Thanks for your report!

TimWolla commented 2 years ago

The attached patch

@wtarreau There's no attachment on your comment.

Also I guess that rebuilding for the reporter is non-trivial, because they use Vincent's Ubuntu PPA.

wtarreau commented 2 years ago

Sorry, as usual... I noticed the reporter was using Vincent's PPA, but some know how to do that, others don't, that's why I still preferred to ask ;-)

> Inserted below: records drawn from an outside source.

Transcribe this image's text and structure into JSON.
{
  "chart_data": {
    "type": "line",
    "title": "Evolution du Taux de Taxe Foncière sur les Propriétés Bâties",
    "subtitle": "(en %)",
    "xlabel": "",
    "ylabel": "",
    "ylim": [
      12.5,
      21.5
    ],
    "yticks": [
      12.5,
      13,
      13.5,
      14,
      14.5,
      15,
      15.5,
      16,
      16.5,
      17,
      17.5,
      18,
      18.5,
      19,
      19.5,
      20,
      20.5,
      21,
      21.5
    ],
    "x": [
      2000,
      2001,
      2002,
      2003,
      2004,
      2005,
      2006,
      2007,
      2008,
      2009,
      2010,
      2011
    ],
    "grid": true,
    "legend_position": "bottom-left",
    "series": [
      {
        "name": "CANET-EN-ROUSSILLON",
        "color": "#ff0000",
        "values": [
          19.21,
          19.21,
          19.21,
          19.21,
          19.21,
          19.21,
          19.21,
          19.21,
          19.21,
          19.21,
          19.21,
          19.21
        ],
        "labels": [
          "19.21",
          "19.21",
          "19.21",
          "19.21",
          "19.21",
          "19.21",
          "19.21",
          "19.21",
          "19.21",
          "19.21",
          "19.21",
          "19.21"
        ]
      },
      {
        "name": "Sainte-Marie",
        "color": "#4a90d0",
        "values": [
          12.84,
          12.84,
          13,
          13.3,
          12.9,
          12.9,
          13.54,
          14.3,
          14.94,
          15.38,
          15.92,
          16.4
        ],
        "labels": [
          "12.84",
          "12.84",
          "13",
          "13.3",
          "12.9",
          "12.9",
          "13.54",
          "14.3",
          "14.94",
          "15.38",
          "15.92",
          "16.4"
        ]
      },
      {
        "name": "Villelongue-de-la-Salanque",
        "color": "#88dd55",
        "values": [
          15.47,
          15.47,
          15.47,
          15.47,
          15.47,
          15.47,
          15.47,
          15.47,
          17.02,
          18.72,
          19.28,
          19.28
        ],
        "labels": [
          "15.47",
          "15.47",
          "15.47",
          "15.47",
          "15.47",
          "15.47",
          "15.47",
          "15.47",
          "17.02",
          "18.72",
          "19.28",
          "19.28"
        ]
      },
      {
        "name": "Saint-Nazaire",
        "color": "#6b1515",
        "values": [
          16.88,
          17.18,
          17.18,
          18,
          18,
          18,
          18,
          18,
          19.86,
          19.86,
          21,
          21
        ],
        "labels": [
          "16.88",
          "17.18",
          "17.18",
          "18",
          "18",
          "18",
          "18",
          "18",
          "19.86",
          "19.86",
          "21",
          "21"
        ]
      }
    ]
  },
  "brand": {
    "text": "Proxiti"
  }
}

0001-BUG-MINOR-stream-make-the-call_rate-only-count-the-n.patch.txt

xpiotr87x commented 2 years ago

Thanks for the quick reply. I prepared two servers using VIP to be able to switch between them (working Centos with 2.0.25 / problematic Ubuntu with 2.0.27) Unfortunately I don't know how to do the rebuild. In source from Vincent's PPA there is an additional directory "debian" with additional files/patches and I don't know how to include them in build. I need some tips how to properly install your patch

wtarreau commented 2 years ago

OK if you don't know how to rebuild, I fear that we guide you through a process where you will feel uncomfortable, and it may require multiple round trips to help you install the required dependencies, plus I'm not fan of installing dev tools on servers, so this will complicate the process a bit further as I'm assuming you don't even have a dedicated build machine.

If the issue happens at a bearable frequency, the best I can propose you is to wait for next release, ideally next week, maybe the one after. The patch was marked for "backport only if anyone reports this issue". The condition is already met, and as we planned to emit a new release soon, it will come with it and you'll get other fixes plus this one from the official repo.

Does this suit your expectations ?

xpiotr87x commented 2 years ago

Yes thank you, I will wait for the next release, sticking to a older stable, working version. If the newer version does not help, I will prepare a dedicated test environment to allow for better analysis and let you know

xpiotr87x commented 2 years ago

New version solved the problem. Thanks for support

wtarreau commented 2 years ago

Perfect, thank you for the feedback!